In fact, in July, during a storm, four of the five cages of a salmon farm owned by the Norwegian company Marine Harvest in Calbuco, near the city of Puerto Montt, broke and 650,000 salmon ended up in the sea.
“According to the law, the company has to recover at least 10 percent of the fish, because otherwise environmental damage is assumed,” biologist Flavia Liberona, executive director of the Chilean environmental foundation Terram, told IPS.
Regarding the use of chemical products, Liberona explained from Santiago that “because they are not in their environment, salmon in Chile are highly prone to diseases, which is why they use more antibiotics than in Norway.”
“In 2008 there was a major crisis in the industry due to the spread of a virus, which caused the loss of thousands of jobs,” she said.
Biologist Alexandra Sapoznikow, coordinator of the Forum for the Conservation of the Patagonian Sea and Areas of Influence, said “this activity has frequent crises and we are concerned that it is seen as a possibility for economic development. Tierra del Fuego receives tourists who are looking for nature, which is this province’s opportunity.”

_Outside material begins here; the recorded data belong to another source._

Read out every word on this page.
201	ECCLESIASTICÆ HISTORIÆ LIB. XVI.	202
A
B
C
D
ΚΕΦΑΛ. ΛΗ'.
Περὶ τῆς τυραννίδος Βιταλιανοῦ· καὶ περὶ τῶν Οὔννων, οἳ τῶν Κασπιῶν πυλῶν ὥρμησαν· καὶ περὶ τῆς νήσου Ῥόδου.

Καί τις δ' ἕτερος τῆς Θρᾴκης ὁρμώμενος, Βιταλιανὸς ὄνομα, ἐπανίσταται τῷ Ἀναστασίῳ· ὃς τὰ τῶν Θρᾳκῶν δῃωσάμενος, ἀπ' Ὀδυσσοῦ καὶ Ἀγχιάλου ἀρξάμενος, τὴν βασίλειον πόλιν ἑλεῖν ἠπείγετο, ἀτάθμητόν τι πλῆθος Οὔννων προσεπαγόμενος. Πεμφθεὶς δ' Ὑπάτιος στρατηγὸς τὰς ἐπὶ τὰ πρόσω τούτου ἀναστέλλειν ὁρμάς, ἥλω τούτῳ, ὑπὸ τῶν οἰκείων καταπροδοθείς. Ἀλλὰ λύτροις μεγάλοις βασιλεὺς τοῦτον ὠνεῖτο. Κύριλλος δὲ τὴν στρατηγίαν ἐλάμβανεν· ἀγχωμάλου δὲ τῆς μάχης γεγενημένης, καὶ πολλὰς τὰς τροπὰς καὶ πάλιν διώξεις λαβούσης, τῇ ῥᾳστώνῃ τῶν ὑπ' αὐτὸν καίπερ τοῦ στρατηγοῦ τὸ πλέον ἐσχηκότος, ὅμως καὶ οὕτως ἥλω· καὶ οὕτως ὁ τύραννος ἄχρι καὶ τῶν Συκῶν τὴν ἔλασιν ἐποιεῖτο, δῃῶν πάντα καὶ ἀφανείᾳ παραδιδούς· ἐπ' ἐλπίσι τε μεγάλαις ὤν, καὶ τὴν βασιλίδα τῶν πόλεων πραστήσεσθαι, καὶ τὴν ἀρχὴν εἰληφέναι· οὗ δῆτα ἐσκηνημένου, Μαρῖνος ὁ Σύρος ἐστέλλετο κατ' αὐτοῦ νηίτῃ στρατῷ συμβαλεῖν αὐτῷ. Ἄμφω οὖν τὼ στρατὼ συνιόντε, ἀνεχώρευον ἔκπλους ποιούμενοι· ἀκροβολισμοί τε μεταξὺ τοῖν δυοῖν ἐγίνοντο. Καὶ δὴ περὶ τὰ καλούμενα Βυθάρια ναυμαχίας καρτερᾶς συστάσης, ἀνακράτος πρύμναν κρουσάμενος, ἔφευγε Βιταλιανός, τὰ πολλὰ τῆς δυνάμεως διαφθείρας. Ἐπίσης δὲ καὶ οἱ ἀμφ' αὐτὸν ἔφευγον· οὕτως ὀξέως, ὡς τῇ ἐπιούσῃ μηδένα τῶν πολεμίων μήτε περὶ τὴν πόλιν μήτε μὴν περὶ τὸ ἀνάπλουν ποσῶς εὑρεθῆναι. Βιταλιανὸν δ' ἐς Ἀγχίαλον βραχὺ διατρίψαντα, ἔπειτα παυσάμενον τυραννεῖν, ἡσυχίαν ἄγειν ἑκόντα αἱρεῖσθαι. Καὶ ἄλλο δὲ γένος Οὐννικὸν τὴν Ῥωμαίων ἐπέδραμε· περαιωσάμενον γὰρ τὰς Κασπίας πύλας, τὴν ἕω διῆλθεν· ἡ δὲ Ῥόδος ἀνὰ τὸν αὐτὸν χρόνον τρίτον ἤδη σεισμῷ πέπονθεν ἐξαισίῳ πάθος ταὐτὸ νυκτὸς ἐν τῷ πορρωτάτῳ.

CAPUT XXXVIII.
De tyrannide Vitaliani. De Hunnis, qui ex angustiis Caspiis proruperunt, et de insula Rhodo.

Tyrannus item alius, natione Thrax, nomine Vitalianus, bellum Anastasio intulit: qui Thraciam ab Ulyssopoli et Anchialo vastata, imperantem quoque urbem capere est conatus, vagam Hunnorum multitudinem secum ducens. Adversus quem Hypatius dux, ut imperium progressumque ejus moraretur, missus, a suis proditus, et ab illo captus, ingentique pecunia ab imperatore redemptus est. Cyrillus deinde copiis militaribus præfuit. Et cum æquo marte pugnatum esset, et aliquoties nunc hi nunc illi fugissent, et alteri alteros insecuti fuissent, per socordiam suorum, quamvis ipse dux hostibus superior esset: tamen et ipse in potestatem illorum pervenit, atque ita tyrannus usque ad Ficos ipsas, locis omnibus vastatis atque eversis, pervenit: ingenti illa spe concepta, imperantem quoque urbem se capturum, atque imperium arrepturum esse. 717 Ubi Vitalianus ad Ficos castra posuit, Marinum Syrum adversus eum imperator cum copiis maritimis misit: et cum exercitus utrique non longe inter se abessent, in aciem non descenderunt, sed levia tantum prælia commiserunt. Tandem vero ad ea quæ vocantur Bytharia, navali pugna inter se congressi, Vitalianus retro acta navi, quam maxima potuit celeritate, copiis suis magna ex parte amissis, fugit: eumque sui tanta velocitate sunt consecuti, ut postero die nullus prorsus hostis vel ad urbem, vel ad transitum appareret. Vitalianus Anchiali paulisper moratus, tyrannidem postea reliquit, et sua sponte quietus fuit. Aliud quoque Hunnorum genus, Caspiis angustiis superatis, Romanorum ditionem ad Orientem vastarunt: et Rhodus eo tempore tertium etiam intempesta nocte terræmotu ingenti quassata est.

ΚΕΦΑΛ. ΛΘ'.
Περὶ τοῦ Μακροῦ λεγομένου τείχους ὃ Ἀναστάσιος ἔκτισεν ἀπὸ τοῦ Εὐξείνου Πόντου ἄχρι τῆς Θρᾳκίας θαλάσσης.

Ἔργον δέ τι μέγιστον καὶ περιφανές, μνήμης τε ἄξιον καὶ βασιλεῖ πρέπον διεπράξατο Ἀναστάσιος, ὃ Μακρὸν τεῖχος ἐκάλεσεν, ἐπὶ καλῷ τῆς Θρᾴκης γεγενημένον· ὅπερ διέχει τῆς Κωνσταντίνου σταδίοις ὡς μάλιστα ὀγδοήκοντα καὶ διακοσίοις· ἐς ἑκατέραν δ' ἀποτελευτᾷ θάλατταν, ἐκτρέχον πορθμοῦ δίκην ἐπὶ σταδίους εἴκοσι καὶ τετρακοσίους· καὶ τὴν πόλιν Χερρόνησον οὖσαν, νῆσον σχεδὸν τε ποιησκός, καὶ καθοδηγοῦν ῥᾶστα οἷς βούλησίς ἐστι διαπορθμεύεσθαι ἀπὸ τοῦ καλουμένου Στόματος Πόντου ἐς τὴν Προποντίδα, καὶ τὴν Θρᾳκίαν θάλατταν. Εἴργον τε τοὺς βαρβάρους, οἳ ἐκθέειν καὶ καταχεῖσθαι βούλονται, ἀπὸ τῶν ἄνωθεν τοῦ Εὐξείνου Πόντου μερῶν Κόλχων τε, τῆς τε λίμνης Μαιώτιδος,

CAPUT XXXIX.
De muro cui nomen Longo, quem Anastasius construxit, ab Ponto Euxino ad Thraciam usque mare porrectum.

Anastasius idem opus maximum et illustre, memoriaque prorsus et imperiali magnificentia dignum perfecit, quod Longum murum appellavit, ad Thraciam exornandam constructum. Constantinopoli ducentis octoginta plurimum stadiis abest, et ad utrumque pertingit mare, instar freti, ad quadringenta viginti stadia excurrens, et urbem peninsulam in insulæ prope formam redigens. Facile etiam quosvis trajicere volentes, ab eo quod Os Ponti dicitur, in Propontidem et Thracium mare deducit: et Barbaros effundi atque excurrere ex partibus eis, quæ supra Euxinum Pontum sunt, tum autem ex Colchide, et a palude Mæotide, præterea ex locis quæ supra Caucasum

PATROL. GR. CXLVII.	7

Speaking to IPS from the Patagonian city of Puerto Madryn, Sapoznikow, who teaches Natural Resources Management at Argentina’s National University of Patagonia, added that the introduction of salmon farming would also come into conflict with the project that civil society organisations have been working on with the Argentine government to create marine protected areas in the South Atlantic.
In November 2017, the government sent to Congress a bill for the creation of two marine protected areas near Tierra del Fuego, which would extend the total conservation area from the current 28,000 square km to 155,000.
The initiative, however, has not yet begun to be discussed, while the Ministry of Environment – which drafted it jointly with the National Parks Administration – was demoted on Sept. 3 to a secretariat.